Yesterday, the U.S. Department of Health & Human Services (HHS) announced that they have moved forward in strengthening security protections for protected health information originally established under the Health Insurance and Portability and Accountability Act of 1996 (HIPAA) by establishing a new omnibus rule in connection with the American Recovery and Reinvestment Act of 2009.  The rule also provides individuals new rights and allows the government greater ability to enforce these regulations.

One of the changes made in the 563-page rule is an expansion of the requirements of business associates of hospitals, physicians and other HIPAA-covered entities who receive protected health information, including contractors and subcontractors. This provision comes as numerous breaches of protected information have come from associates of these business entities.  Penalties for noncompliance resulting in negligence have been increased to a maximum of $1.5 million per violation.
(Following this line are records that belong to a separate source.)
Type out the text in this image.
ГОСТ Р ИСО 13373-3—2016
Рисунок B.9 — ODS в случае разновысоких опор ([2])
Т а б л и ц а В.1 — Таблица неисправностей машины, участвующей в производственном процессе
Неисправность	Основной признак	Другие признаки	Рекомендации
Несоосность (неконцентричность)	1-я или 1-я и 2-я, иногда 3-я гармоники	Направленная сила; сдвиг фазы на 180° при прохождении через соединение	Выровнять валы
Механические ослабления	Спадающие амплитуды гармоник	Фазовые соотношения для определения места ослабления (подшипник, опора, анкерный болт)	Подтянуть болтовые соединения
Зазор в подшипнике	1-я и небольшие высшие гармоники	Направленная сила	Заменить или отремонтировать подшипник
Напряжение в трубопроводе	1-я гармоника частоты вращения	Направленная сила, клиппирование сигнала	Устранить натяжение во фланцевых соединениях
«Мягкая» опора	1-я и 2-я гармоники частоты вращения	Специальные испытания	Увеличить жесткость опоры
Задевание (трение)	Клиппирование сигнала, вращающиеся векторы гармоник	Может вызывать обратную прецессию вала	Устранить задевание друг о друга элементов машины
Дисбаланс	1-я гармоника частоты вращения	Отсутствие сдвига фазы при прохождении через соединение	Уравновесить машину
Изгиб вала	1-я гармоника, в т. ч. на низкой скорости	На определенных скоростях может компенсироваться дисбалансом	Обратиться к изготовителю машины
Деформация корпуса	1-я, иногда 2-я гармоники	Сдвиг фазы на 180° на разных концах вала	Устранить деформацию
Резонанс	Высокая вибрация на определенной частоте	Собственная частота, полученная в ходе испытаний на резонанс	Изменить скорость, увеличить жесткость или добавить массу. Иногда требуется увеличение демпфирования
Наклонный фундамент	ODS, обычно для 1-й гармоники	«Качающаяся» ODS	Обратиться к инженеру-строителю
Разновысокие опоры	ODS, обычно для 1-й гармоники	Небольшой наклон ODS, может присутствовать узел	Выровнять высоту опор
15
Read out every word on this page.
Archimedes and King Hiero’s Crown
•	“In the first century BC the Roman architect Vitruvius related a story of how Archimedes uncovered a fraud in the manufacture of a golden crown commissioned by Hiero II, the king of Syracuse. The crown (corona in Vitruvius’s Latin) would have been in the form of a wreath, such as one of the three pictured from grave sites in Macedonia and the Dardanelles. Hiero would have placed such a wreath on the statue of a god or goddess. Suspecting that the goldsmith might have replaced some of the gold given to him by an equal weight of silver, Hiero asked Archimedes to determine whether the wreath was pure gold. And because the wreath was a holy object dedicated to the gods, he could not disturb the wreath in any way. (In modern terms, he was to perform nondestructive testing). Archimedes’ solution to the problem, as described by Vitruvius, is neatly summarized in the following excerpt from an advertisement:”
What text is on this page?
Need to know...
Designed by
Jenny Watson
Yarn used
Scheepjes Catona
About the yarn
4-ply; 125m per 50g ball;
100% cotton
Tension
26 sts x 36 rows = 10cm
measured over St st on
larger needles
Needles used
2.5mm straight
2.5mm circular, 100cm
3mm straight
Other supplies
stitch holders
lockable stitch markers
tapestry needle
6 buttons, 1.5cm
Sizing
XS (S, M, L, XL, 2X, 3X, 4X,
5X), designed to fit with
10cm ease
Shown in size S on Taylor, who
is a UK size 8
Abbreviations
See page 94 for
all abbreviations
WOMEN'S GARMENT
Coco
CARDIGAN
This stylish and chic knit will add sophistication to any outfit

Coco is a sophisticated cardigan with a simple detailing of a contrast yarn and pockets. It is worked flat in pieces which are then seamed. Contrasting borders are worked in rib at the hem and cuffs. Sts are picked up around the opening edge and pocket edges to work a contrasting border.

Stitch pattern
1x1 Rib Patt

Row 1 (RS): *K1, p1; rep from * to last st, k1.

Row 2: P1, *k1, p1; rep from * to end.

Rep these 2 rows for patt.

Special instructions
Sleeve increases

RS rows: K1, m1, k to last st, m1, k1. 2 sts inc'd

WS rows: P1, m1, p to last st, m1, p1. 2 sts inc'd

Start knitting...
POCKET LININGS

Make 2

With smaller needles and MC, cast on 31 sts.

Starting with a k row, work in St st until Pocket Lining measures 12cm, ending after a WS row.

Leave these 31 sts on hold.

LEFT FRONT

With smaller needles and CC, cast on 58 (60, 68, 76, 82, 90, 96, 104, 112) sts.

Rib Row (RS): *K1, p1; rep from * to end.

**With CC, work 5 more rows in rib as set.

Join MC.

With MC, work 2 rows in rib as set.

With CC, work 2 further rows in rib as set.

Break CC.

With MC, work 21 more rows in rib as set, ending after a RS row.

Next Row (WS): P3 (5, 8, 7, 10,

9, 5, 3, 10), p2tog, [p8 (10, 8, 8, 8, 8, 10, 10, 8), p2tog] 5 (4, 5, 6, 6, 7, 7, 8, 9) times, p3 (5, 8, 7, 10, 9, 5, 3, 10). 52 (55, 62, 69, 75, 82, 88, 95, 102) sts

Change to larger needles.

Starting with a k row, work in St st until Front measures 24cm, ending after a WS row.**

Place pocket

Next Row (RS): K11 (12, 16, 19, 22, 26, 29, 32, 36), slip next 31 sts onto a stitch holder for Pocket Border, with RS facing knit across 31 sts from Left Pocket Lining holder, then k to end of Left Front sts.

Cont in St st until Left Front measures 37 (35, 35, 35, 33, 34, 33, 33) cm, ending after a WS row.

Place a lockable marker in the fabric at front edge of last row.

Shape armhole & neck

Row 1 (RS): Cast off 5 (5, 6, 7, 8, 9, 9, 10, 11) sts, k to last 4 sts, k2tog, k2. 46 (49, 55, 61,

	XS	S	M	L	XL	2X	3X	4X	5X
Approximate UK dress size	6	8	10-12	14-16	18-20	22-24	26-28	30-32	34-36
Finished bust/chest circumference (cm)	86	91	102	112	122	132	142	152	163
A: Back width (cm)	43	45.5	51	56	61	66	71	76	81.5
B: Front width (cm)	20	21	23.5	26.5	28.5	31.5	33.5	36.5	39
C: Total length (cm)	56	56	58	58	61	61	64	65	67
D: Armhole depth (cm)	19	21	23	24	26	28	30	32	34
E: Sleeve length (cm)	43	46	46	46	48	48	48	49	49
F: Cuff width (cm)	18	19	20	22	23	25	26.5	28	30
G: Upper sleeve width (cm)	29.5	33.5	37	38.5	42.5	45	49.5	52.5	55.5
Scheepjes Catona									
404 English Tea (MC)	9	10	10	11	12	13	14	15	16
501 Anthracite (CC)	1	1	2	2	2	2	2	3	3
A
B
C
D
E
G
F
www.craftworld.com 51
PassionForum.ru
Patients can now ask for a copy of their medical record in electronic form.

The rule also sets limits on how protected information can be used for marketing and fundraising purposes. If a patient pays out of pocket for a particluar procedure or treatment, the patient can limit what information about that procedure or treatment is given to their insurance company.

HHS Civil Rights Director, Leon Rodriguez, stated, “These changes not only greatly enhance a patient’s privacy rights and protections, but also strengthen the ability of my office to vigorously enforce the HIPAA privacy and security protections, regardless of whether the information is being held by a health plan, a health care provider, or one of their business associates.”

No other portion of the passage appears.